City seeks to shape KGB design

Traffic moves through the intersection of the Parks Highway and Knik-Goose Bay Road Saturday morning. The state wants to expand Knik-Goose Bay from two lanes to four all the way to Settler’s
Traffic moves through the intersection of the Parks Highway and Knik-Goose Bay Road Saturday morning. The state wants to expand Knik-Goose Bay from two lanes to four all the way to Settler’s Bay Drive. If the state agrees to do the portion in Wasilla city limits — the first three miles — the city will work to build out its grid. ROBERT DeBERRY/Frontiersman.com

WASILLA — As the struggle over expanding the Parks Highway from two lanes to four from Wasilla to Big Lake Road continues, city officials are already preparing for the next fight — Knik-Goose Bay Road.

“We’re trying to get out in front of this one,” said Wasilla Public Works Director Archie Giddings.

Toward that, the city hired a consultant to study the traffic and help work with the state Department of Transportation.

“I know the reason why the mayor and Archie brought me here is they were looking for a way to negotiate a better design of Knik-Goose Bay Road,” said Gary Toth, an independent consultant in transportation planning and engineering.

Toth spoke Friday, the day after he and other city officials sat down with state Department of Transportation officials to lay out their ideas.

“They kept their cards close to the vest,” Toth said. “But we didn’t think that they were, based on one 90-minute meeting, going to say, ‘we’ll do it your way.’”

And, unlike the Parks Highway project, which is set to start construction in 2014, the city has more time to workout a plan with the state. The KGB expansion won’t open until 2019, meaning design work likely won’t start until 2015.

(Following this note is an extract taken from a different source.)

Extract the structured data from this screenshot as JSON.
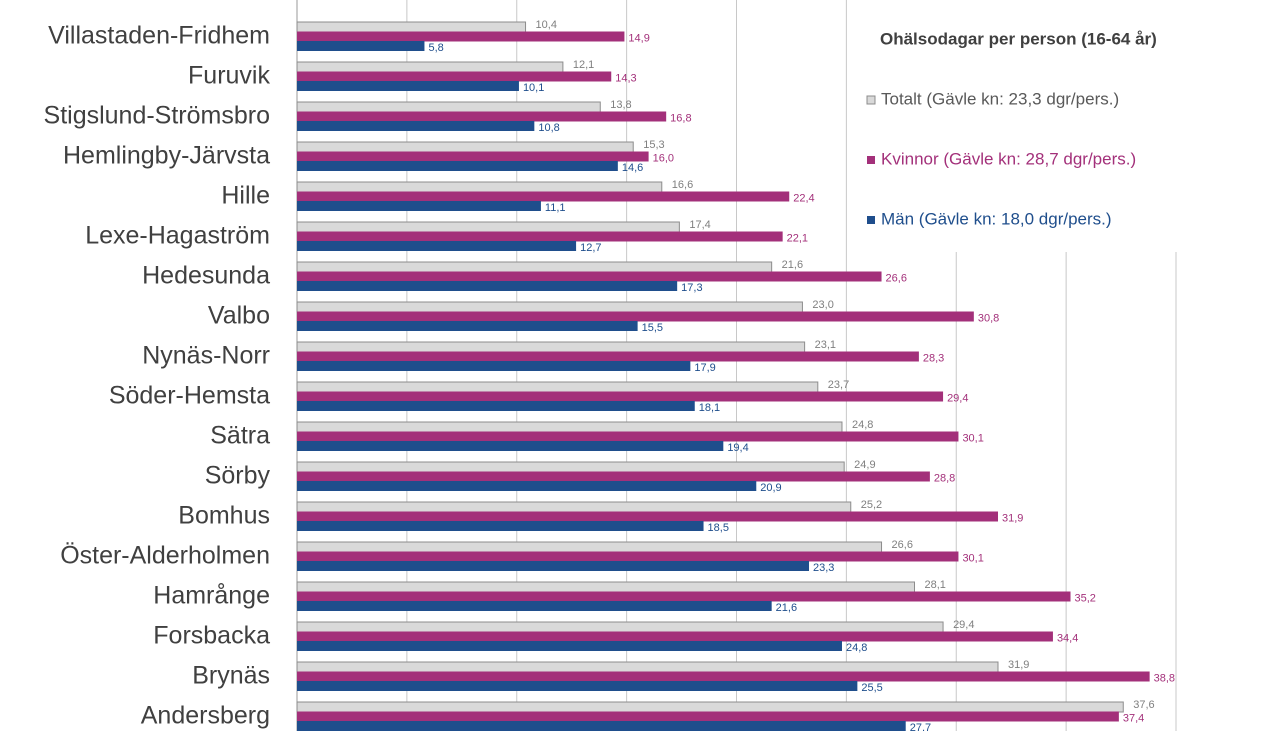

So, what is the city’s proposal?

Essentially, Toth said, it’s a bargain. The state wants to expand Knik-Goose Bay Road from two lanes to four all the way to Settler’s Bay Drive. But if the state agrees to design the upgrade as four lanes with a center turn lane through the Wasilla city limits — the first three miles — the city will work to build out its road grid.

The goal, he said, would be to “keep as much of the traffic off of KGB Road as possible.”

He said that in his experience — 34 years working for the New Jersey transportation department — road planners and designers tend to work “in a silo.” The state takes care of its roads, the city takes care of its roads, but they never get together and take a look at how one affects the other.

But, Toth said, that leads to only temporary fixes.

“There’s been no city in the country that has been successful in eliminating congestion by building wider, straighter, faster roads only,” Toth said.

Yes, traffic gets better briefly, but soon the state or city is back at it, tearing up roads and adding more lanes. Atlanta, he said, is considering 23 lanes going into the city. That, he said, should be a sign that there are better ways to do this.

So what’s the plan? Giddings said it involves things like the downtown couplet of one-way streets, the Mack Road expansion and other projects to create a grid system of roads in downtown Wasilla. The theory is that if more motorists can be enticed off of KGB and on to side roads, the solution created is more permanent.

Toth said it makes no sense to upgrade a main road, but not improve the network of side roads, which local drivers also use.

“Who am I kidding? What’s the point of widening the big road? The problem is everywhere,” he said.